Extrahepatic portal vein obstruction (EHPVO) is a rare disease-causing form of portal hypertension. Myeloproliferative neoplasm (MPN) including essential thrombocythemia (ET) is a reported risk factor for EHPVO due to underlying persistent thrombophilia. A Japanese woman in her 40s was referred to our hospital with a 1-month history of gastric variceal bleeding due to EHPVO. Laboratory investigation showed thrombocytosis despite portal hypertension. She had a mutation in clonal marker JAK2V617F with EHPVO, which prompted us to consult a hematologist. A bone marrow biopsy revealed megakaryocyte lineage proliferation, which confirmed a diagnosis of ET. Esophagogastroduodenoscopy revealed esophagogastric varices (LsF2CbRC2, Lg-cF1RC1), and abdominal computed tomography and angiography revealed splenomegaly and portal vein thrombosis with cavernous transformation, which suggested EHPVO. The patient had a history of ruptured esophagogastric varices and required prophylaxis against further variceal bleeding before antithrombotic therapy for EHPVO with ET. We performed laparoscopic Hassab's operation followed by endoscopic variceal ligation (EVL) and hematological cytoreduction therapy.

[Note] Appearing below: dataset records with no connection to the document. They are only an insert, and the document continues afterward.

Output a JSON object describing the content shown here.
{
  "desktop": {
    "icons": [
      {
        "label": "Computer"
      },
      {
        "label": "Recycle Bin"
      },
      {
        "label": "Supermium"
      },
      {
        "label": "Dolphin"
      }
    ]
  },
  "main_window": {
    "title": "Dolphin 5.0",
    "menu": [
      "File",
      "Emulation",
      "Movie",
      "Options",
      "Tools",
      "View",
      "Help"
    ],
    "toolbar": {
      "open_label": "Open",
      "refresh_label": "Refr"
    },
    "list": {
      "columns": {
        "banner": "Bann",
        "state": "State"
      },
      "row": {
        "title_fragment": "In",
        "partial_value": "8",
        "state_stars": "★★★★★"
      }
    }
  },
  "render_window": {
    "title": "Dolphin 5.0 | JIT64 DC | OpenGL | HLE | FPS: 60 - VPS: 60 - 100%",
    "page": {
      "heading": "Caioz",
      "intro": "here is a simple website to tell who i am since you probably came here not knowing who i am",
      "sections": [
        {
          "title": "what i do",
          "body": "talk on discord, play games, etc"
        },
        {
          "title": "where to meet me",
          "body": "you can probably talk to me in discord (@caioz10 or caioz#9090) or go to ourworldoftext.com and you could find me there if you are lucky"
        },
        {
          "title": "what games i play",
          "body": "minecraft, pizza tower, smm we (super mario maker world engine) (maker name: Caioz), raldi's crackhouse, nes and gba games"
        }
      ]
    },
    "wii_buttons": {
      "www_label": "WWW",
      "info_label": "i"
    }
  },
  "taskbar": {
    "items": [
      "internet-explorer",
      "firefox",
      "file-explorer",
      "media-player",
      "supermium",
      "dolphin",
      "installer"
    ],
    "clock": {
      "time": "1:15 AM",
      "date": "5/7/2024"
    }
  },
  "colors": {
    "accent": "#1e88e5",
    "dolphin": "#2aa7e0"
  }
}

Laparoscopic Hassab's operation and three bi-monthly EVL procedures improved the esophagogastric varix (LmF0RC0, Lg-f F0RC0) at 6 months after surgery. Cytoreduction therapy reduced platelet count to 60.1 × 10⁴/uL, and the patient was very healthy at 7 months after surgery. Patients with EHPVO are traditionally referred to a gastroenterologist for abdominal pain, intestinal bleeding, or refractory ascites; however, hypercoagulative disease may be occult in such patients and require the attention of a hematologist. When treating patients with EHPVO, gastroenterologists should screen for hematological disease, including MPN.